I would imagine that most have decided whether or not they’ll see Grindelwald at this point – whether you’re an avid Potter fan from the beginning or someone who enjoyed the adventure of the last film, it’s quite likely that at this stage you’ve made a decision on the franchise in some way. So really, it just comes down to whether or not this is a worthy sequel.

When Fantastic Beasts launched in 2016 it was originally assumed to be a fun adventure through 1920’s New York, and for the most part, delivered exactly on that. Yet it opened with a quick scene of the dark wizard Grindelwald murdering those investigating him, followed by newspaper articles pressing the danger and setting him up as the new Voldemort for the series. After that point, we were treated to a mixture of fun whimsical adventures through Newt’s beasts, with something more sinister brewing to the surface.

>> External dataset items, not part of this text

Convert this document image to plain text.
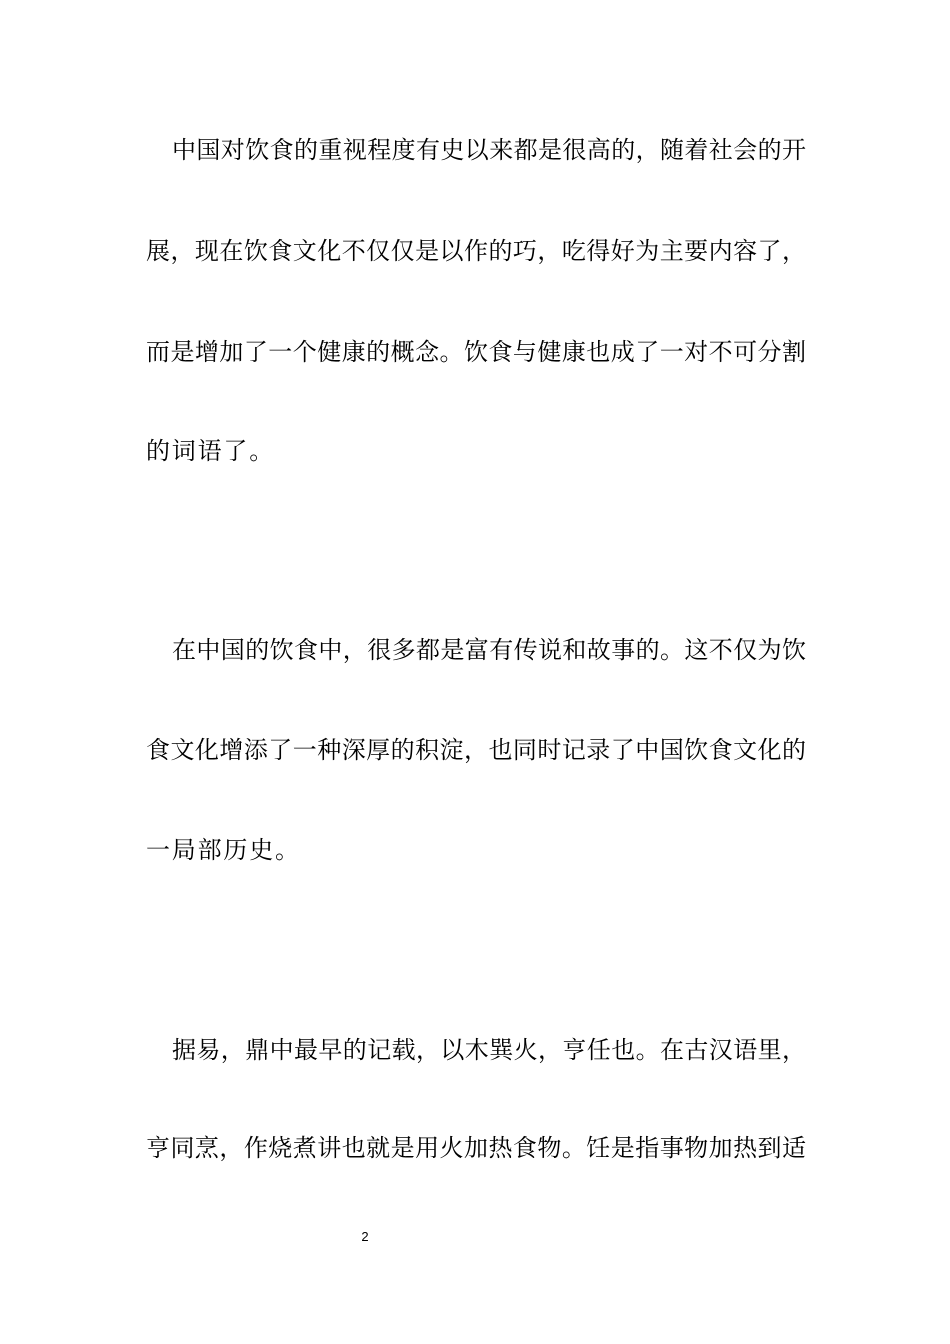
中国对饮食的重视程度有史以来都是很高的，随着社会的开
展，现在饮食文化不仅仅是以作的巧，吃得好为主要内容了，
而是增加了一个健康的概念。饮食与健康也成了一对不可分割
的词语了。
在中国的饮食中，很多都是富有传说和故事的。这不仅为饮
食文化增添了一种深厚的积淀，也同时记录了中国饮食文化的
一局部历史。
据易，鼎中最早的记载，以木巽火，亨任也。在古汉语里，
亨同烹，作烧煮讲也就是用火加热食物。饪是指事物加热到适
2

Crimes of Grindelwald opens on a similar scene, but is this time engulfed that little bit more by the darkness, charting the adventures of Grindelwald and the pull on Newt to join the hunt to stop the threat to both the Wizarding World and us muggles, rather than just a distracted romp around the city. While we’re still introduced to a number of fantastic beasts and revisit a few old favourites, director David Yates and the script from J.K. Rowling ramp up the pace and tension, providing a film that flies swiftly between each scene, barely taking a break for its 134 minute run time, introducing numerous plots and characters along the way.

Among the primary new additions to the cast were Johnny Depp as the titular Grindelwald, who had a brief appearance in the original, and to a lesser extent, Jude Law as a young Albus Dumbledore. Law is terrifically cheery and sly as the future headmaster of Hogwarts, though without too much to do this time round, it’s instead Depp who impresses, reminding us that he’s more than the eccentric exaggerated pirate of recent memory with an understated pondering killer.

David Yates continues to shine in the Wizarding World, instilling a wonderful sense of both magic and realism to the words of J.K Rowling, who continues with screenplay duties on this new saga. James Newton Howard’s score revisits themes from various points in the franchise, backing the gloomy Paris with haunting melodies that replace the upbeat bustling New York this time round, frequently adding to that claustrophobic feel that often seeps into each scene.

If there were one thing that felt somewhat disappointing, it’s that the sheer number of characters mean that a few don’t get the attention they deserve, with Katherine Waterson’s Tina Goldstein in particular feeling a bit left out this time round. With another three films to go, it feels inevitable that certain characters will get their due at different times throughout, but all the new introductions did make for quite an overwhelming amount to process.

Similarly, while the first Fantastic Beasts felt almost self-contained and provided some closure at the end, this is well and truly the beginning of a longer story, with Crimes of Grindelwald feeling no pressure to provide that same closure. 

Still, it’ll all just make you want more. This is more wizardry and more fantastic beasts, it’s a return to the magical world, the characters we know and love, and features plenty to enjoy and discuss while we all wait for the next one.